One-Line Summary: A skill is a self-contained, well-defined capability with clear inputs, outputs, and side effects that an agent can invoke as a building block for complex tasks.
Prerequisites: anatomy-of-a-multi-skill-agent.md
What Is the Skill Abstraction?
Imagine a Swiss Army knife. Each blade, screwdriver, and bottle opener is a distinct tool — self-contained, purpose-built, and usable independently. You don't need to understand the screwdriver to use the blade. You can swap in a better blade without redesigning the whole knife. Each tool has a clear interface: you grip, you apply, you get a result. In agent architecture, a "skill" works exactly the same way. It is a discrete unit of capability that the agent can invoke without knowing the implementation details, only the interface.
Technically, a skill is a function-like abstraction that wraps a specific capability behind a well-defined contract: a name, a description, an input schema, an output format, and a declaration of side effects. The agent's LLM sees only the contract (the schema), while the runtime handles execution of the actual implementation. This separation is what makes skills composable — the agent can chain search, then parse, then write without any skill knowing about the others.
The skill abstraction matters because it is the boundary at which complexity is managed. Without it, you get a monolithic agent where every capability is tangled with every other one. With it, you get a modular system where skills can be developed, tested, and replaced independently. This is the same insight that drives microservices, Unix pipes, and functional programming — isolate concerns behind clean interfaces.
How It Works
Anatomy of a Skill
Every skill has five components:
from dataclasses import dataclass
from typing import Any
@dataclass
class SkillDefinition:
name: str # Unique identifier (e.g., "web_search")

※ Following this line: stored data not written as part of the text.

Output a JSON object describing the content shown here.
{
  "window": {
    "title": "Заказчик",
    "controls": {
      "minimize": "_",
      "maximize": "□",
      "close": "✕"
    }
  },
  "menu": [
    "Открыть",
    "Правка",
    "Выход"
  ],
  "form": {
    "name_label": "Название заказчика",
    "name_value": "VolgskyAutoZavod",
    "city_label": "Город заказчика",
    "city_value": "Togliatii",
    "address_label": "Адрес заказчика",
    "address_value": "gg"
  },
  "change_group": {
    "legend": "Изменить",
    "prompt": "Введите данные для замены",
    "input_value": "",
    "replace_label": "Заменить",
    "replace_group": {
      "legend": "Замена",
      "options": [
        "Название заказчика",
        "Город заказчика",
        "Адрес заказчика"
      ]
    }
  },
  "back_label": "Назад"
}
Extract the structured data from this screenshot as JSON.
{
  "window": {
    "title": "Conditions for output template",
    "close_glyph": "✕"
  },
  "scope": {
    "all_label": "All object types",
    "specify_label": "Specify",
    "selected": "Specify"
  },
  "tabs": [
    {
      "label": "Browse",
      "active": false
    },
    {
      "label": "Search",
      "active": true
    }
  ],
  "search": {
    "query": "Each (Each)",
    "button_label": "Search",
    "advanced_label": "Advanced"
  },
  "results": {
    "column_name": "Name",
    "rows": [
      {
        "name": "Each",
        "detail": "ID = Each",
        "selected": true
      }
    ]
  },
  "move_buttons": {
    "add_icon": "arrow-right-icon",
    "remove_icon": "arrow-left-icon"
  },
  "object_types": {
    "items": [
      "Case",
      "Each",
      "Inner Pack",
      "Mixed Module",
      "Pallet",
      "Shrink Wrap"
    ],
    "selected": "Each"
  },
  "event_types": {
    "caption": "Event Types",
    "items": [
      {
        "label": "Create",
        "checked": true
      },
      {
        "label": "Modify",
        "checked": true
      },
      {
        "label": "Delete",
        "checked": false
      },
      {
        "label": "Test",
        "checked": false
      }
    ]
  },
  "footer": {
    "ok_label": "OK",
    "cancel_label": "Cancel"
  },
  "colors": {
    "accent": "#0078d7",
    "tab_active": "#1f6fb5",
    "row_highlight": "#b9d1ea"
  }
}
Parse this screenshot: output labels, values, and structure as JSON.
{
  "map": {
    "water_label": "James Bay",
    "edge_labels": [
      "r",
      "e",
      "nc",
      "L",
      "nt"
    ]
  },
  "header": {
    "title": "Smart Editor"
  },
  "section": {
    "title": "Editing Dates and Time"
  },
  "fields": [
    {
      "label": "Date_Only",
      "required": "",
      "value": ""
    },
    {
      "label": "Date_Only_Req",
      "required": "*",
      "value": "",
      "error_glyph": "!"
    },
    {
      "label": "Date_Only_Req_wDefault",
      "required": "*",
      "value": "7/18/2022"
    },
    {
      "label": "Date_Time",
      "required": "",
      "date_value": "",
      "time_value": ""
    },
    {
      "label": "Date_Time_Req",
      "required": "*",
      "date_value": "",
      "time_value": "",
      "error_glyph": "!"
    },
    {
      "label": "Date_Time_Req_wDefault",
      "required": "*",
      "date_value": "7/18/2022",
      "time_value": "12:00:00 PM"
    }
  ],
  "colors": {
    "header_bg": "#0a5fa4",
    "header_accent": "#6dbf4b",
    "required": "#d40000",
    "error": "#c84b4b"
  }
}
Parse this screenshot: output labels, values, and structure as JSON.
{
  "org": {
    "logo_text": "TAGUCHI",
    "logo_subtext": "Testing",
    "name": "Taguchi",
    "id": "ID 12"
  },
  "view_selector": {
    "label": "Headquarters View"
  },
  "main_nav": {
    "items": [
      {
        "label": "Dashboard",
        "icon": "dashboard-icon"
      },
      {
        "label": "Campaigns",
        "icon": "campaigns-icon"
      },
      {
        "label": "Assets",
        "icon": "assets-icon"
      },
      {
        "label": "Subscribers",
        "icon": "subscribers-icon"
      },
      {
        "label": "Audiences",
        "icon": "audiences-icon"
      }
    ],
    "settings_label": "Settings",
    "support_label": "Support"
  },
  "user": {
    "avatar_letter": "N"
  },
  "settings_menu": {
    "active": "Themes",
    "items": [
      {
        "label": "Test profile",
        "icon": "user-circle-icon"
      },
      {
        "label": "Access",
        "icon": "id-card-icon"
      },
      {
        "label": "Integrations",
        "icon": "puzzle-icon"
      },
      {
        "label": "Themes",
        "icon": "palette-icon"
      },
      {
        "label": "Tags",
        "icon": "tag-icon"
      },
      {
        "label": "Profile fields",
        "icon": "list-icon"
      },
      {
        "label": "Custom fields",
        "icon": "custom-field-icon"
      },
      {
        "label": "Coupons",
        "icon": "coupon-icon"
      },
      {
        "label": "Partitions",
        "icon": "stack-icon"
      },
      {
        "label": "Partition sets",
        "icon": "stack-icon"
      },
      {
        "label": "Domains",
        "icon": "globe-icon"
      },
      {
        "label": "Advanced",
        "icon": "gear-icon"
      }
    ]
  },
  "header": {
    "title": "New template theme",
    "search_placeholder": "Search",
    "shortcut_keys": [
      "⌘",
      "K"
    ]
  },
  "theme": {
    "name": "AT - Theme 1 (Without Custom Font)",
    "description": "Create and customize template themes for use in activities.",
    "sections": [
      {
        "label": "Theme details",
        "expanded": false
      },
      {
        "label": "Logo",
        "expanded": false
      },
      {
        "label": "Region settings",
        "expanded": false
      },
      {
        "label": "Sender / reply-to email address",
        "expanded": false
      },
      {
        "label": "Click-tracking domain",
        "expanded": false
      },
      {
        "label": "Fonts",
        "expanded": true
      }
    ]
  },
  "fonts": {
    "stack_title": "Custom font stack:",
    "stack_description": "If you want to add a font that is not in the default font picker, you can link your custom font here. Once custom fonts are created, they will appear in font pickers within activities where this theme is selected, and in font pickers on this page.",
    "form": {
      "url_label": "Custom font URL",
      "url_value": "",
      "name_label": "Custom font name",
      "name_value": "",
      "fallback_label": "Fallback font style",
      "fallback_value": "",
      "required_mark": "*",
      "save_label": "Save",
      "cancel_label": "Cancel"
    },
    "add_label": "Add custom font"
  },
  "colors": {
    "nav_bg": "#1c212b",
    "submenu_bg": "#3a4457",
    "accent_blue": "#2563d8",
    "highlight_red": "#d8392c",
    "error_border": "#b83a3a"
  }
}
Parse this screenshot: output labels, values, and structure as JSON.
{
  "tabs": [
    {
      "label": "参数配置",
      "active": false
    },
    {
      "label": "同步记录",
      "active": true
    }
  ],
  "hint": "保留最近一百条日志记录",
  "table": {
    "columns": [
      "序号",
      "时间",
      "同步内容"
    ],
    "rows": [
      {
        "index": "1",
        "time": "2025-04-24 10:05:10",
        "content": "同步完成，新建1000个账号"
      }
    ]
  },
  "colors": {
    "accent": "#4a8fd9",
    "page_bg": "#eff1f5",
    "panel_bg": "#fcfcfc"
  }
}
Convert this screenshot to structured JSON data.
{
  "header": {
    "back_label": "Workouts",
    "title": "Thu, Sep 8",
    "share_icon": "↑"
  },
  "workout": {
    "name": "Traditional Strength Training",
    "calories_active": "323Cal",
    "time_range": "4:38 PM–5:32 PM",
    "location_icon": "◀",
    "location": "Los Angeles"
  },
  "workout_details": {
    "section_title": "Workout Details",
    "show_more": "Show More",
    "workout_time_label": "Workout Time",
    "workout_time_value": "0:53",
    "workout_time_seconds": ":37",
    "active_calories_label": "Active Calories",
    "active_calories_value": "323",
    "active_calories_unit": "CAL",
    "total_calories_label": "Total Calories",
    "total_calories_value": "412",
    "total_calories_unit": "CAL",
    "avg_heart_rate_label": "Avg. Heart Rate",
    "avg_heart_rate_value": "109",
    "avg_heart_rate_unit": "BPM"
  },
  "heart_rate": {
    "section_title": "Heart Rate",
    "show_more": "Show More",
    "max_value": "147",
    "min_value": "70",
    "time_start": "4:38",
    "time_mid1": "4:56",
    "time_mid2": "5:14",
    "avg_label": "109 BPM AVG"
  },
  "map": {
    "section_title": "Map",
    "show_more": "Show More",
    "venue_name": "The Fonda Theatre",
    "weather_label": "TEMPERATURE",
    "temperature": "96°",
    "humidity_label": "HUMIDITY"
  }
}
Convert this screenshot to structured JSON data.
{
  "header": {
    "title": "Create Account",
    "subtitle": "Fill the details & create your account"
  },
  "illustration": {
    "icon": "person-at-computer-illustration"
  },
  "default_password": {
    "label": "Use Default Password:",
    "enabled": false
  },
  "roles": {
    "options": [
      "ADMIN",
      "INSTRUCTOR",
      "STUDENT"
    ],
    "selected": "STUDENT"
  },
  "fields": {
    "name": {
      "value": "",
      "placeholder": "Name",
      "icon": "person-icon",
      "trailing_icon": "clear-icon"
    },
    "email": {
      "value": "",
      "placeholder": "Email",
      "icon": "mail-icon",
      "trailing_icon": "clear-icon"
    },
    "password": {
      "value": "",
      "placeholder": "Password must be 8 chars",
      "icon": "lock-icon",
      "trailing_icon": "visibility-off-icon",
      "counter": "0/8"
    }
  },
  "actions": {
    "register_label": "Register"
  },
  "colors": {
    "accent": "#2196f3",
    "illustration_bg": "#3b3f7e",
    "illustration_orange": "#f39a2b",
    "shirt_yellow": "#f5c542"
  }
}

description: str # What this skill does, in plain English
input_schema: dict # JSON Schema defining expected inputs
execute: callable # The actual implementation
side_effects: list # What external state this modifiesHere is a concrete example — a web search skill:
web_search_skill = SkillDefinition(
name="web_search",
description="Search the web for current information. Returns top results with titles, URLs, and snippets. Use this when you need up-to-date information not in your training data.",
input_schema={
"type": "object",
"properties": {
"query": {
"type": "string",
"description": "The search query. Be specific and use keywords."
},
"num_results": {
"type": "integer",
"description": "Number of results to return (1-10).",
"default": 5
}
},
"required": ["query"]
},
execute=perform_web_search,
side_effects=[] # Read-only, no external state changes
)And a file-write skill that modifies state:
file_write_skill = SkillDefinition(
name="write_file",
description="Write content to a file on disk. Creates the file if it doesn't exist. Overwrites existing content.",
input_schema={
"type": "object",
"properties": {
"path": {
"type": "string",
"description": "Absolute path to the file to write."
},
"content": {
"type": "string",
"description": "The full content to write to the file."
}
},
"required": ["path", "content"]
},
execute=perform_file_write,
side_effects=["filesystem:write"] # Declares external mutation
)Skills vs. Raw Tool Calls
A raw tool call is just a function the LLM can invoke. A skill wraps that function with structure:
| Aspect | Raw Tool Call | Skill |
|---|---|---|
| Interface | Minimal schema | Rich description, typed params, defaults |
| Error handling | Caller's problem | Built into the skill |
| Validation | None | Input validated before execution |
| Output | Arbitrary | Standardized format |
| Side effects | Implicit | Explicitly declared |
| Testability | Requires full agent | Unit-testable in isolation |
# Raw tool call — minimal, fragile
def search(query):
return requests.get(f"https://api.search.com?q={query}").json()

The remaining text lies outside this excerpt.